Climate variability

Deep underground aquifers respond rapidly to climate variability

According to hydrologists from Penn State and Columbia University, climate change can quickly impact even the deepest freshwater aquifers.

Researchers have found that responses to climatic variations can be detected in deep groundwater aquifers faster than expected – in many cases in less than a year.

Since rainwater can take years to reach deep aquifers through natural infiltration, the results suggest that another factor is involved, such as the pumping of aquifers by agricultural industries.

“We have seen a rapid response of deep groundwater levels to major climate cycles and local precipitation events,” said Tess Russo, early career RL Slingerland professor of geosciences at Penn State. “These aquifers are so deep that we expect it to take years for rainfall to descend, so if it’s not natural recharge that’s causing groundwater to respond to changes in rainfall, it may be from pumping changes.”

The research, published in nature geoscience, sheds new light on groundwater budgets in the United States and better defines how water in deep aquifers might change with climate.
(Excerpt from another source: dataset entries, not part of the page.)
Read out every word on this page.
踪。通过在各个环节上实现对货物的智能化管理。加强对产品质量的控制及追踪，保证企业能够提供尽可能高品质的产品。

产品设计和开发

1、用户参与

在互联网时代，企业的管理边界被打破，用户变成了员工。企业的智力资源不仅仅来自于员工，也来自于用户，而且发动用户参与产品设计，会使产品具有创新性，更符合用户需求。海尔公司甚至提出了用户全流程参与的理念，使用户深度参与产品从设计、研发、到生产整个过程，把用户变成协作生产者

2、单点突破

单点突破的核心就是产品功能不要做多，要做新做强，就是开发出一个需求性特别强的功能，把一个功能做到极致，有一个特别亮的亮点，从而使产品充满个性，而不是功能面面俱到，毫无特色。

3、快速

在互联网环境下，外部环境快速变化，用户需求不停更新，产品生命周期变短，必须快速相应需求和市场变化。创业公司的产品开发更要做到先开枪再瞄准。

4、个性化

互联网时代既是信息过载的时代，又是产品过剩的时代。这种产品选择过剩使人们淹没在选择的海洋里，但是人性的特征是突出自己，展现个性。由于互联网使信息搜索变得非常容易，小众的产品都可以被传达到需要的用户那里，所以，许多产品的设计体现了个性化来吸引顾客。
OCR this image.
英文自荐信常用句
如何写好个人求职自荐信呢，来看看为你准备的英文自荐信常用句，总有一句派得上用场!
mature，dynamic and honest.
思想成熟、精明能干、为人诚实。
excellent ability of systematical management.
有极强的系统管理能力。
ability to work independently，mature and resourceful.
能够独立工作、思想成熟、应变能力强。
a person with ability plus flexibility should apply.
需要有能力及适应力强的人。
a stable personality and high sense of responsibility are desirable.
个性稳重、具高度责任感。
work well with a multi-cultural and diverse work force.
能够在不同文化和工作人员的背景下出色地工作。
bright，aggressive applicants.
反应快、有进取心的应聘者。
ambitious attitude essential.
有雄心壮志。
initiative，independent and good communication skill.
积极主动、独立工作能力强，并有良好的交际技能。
Groundwater used by municipalities and industry almost always comes from deep wells, which provide a more reliable source of water than shallow aquifers, especially in times of drought.

Despite the importance of these deep aquifers, no one really knows how much water they contain or how they might react to climate change.

“Groundwater doesn’t move very quickly, so we generally think deep aquifers have a delayed response to what’s happening on the surface, including our changing climate,” said Russo, who is also associated with Earth and Environment Systems Institute at Penn State. . “But we’re actually seeing a relatively quick response.”

Russo and Upmanu Lall of the Columbia Water Center at Columbia University analyzed the relationships between climate and groundwater data across the United States and used a small set of regional pumping data from wells in Kansas to demonstrate the potential connection.

Russo said evidence suggests pumping represents an intermediate link between rainfall and deep groundwater levels. Changes in temperature and precipitation can affect crop water requirements, for example, leading to changes in the water dependence of deep wells.

“If you look at agricultural areas where crop water demand changes with rainfall, that’s going to control the variability in pumping over time,” Russo said. “Pumping could be an intermediate connection between climate and groundwater – a connection that elicits an immediate response.”

Although evidence suggests that pumping causes the rapid response between deep groundwater and climate, scientists have been unable to link them conclusively due to a lack of pumping data across the states. -United.

“We need more data collection on human activities,” Russo said. “We need pumping records if we really want to make the link between climate and groundwater.”